Wednesday, 20 April 2011

Spring arrives and so do visitors. Topeka and it's delights!

There is suddenly a feel of spring around. In the matter of a week the temperatures have regularly been hitting the 90's.
 Trees have blossomed.


 Bulbs appeared from nowhere and birds are suddenly very active.


This is the bright red male cardinal.
 My two redbud trees in the garden are a glorious mass of purply pink flowers and my seemingly empty garden has large patches of tulips and daffodils.





It has been lovely to be able to show people the many delights of Fulton and beyond in the sunshine. Having said that, delightful they may be, but they don't take long!










This is the bit of Berlin wall. One feels obliged to do this photo with all guests!
Then there is the walk round Stinsons Creek, which is turning green and pretty.


We have done the usual circle with the last two guests- Jefferson City for the Capitol.


This is Justice depicted in stain glass inside the Chamber of the Capitol.

 Herman for the Missouri, beer and wine with German heritage, then back to Fulton. Wildly exciting as you can imagine.
Roland was very pleased to have another enthusiast to enjoy the local trains. This one is going along the flood plain of the Missouri river going towards Herman from Jefferson city.

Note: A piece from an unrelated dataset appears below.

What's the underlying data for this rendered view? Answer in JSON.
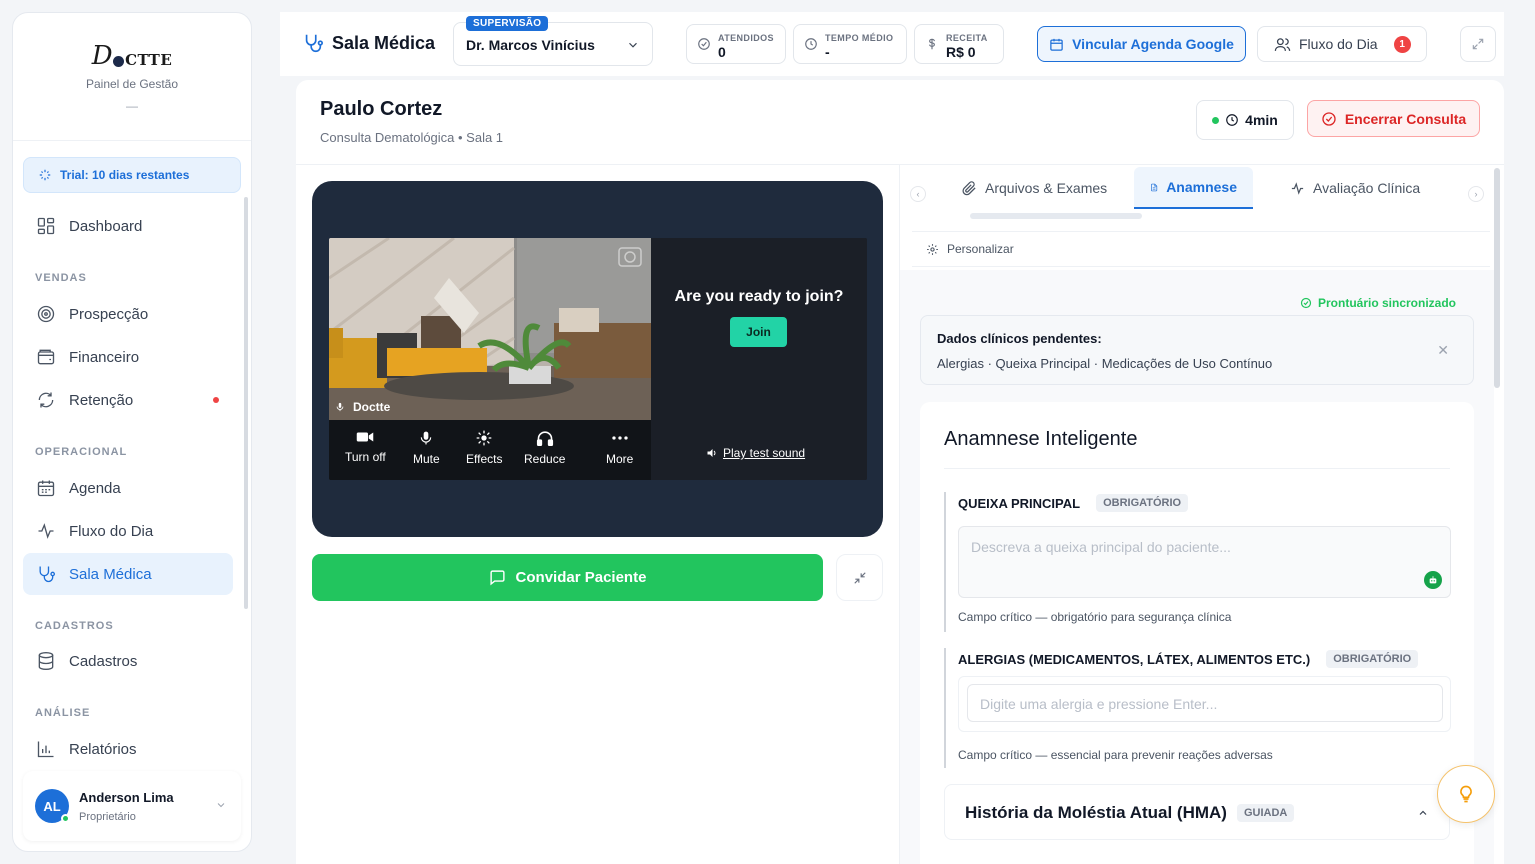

The flood plain is rather bleak and the houses are now empty. People live above the potential water level. The remains are rather romantic, stuck out in the middle of nowhere, with remnants of a garden amongst the grass.



On one of the back roads we come across a treasure trove of old cars. A man, who does them up in his shed and has literally hundreds spread over the hills around for the spare parts. As he pointed out there are no zoning laws in this county. He is very friendly and quite happy for us to wander round.





There are fields full of cars with cows feeding amongst them. You could have spent a long time taking photos.

The weather is perfect. Blue skies, hot, but not too hot. The porch comes into it's own. Icy cold champagne on a shaded porch, now you can't get better than that.


















Our guests head off south and we drive west into Kansas to a conference in Topeka. The temperature drops dramatically and there is torrential rain all the way.
 The Ramada, Topeka is a particularly depressing hotel. Huge and ageing with a lot of brown and beige decors. Topeka does not impress. The weather doesn't help, but it looks pretty dull when the sun comes out the next day.
This is my first conference. It is the Midwest Victorian studies annual conference. English seems to dominate over history and I find most of the papers a lot of waffle about nothing very much. The title of the conference is 'Victorian environments: spaces, places, traces.' which gives you some idea. One of the papers is entitled 'The bedroom as male space for anxiety in Dickens's Lying Awake' another 'The train as spatio-temporal dislocation in Gaskell's North and south'. I know why I never did English and was never any good at it.
The best part of the conference is the end, when we are invited to several houses in the most attractive, Victorian part of Topeka- Potwin. A suburb of large, beautiful houses with big gardens, mature trees and brick roads. Perhaps I've been a bit unkind to Topeka.


Sunday morning we manage to get into the First Presbyterian Church to see the complete set of Tiffany glass windows. They are very beautiful. Lovely shades of blue and green.


My photos don't really do them justice, but it's a shame Tiffany didn't do more church windows.




































We pick up Skomer from Kansas City airport and head on home. The drive is a rather dull one. The road is straight and there is nothing much to keep you awake. We are going to have to do this drive again in a couple of weeks. We are hitting two presidential libraries. Eisenhower's in Kansas, where Roland is giving a lecture and Truman's in Independence, Missouri. We think it's a lot of driving. It's nothing to American's.

Skomer is delighted with Fulton. We are under tornado watch again. Everyone in town is phoned with the warning. Television and radio have bulletins and it would be hard not to know you were under threat. They have been particularly bad this year with 42 deaths so far. The Carolinas have had the worst of it. Missouri gets a few in the east and the Cardinals match in St. Louis has to be cancelled.
Skomer wants to have the full on, hick/redneck experience. It's a bit hard in the four days he has here, but we will do our best! We have even managed to find a source of moonshine at his request and are going be getting lessons in shooting hand guns at Ammo Alley. Details later....

1 comment:

  1. Your visitors certainly enjoyed themselves! We loved your downtown location and fear y'all will miss that cutting edge when back the other side of the pond.